Dead-band delay is important when either of the following conditions is true:

  • The direction of the CWG output changes when the duty cycle of the data input is at or near 100%.
  • The turn-off time of the power switch, including the power device and driver circuit, is greater than the turn-on time.

The dead-band delay is inserted only when changing directions, and only the modulated output is affected. The statically-configured outputs (CWGxA and CWGxC) are not afforded dead band, and switch essentially simultaneously.

Figure 1-7 shows an example of the CWG outputs changing directions from forward to reverse, at near 100% duty cycle. In this example, at time t1, the output of CWGxA and CWGxD becomes inactive, while the output of CWGxC becomes active. Since the turn-off time of the power devices is longer than the turn-on time, a shoot-through current will flow through the power devices QC and QD (see Figure 1-3) for the duration of ‘TST’. The same phenomenon will occur to power devices QA and QB for the CWG direction change from reverse to forward.
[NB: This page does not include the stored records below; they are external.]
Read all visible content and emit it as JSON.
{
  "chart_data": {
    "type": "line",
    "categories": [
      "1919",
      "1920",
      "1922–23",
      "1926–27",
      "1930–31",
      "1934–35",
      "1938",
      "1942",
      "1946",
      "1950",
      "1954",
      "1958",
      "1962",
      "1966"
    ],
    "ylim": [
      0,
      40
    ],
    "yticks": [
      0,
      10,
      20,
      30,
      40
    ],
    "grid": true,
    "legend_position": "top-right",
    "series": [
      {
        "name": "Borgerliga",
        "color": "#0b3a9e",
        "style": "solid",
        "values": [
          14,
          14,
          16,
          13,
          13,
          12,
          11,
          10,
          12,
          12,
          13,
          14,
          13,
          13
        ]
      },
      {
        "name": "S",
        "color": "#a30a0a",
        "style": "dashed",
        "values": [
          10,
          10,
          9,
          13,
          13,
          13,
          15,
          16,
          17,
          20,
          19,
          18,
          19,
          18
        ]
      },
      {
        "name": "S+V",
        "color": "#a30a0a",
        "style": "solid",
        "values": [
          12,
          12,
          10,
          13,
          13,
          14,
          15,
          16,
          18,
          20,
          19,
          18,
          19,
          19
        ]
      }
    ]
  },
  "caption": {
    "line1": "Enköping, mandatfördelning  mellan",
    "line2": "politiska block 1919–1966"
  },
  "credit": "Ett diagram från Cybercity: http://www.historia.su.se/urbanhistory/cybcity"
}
When changing the CWG direction, a high duty cycle is required for an application. Two possible solutions for eliminating the shoot-through current are:

  1. Reduce the CWG duty cycle for one period before changing directions.
  2. Use switch drivers that can drive the switches off faster than they can drive them on.
Figure 1-7. Example of PWM Direction Change at Near 100% Duty Cycle
Note:
  1. TON is the turn-on delay of the circuit’s power switch QC and its driver.
  2. TOFF is the turn-off delay of the circuit’s power switch QD and its driver.
  3. TST is the circuit’s potential shoot-through current time due to both switches, QC and QD (Figure 1-3), conducting simultaneously.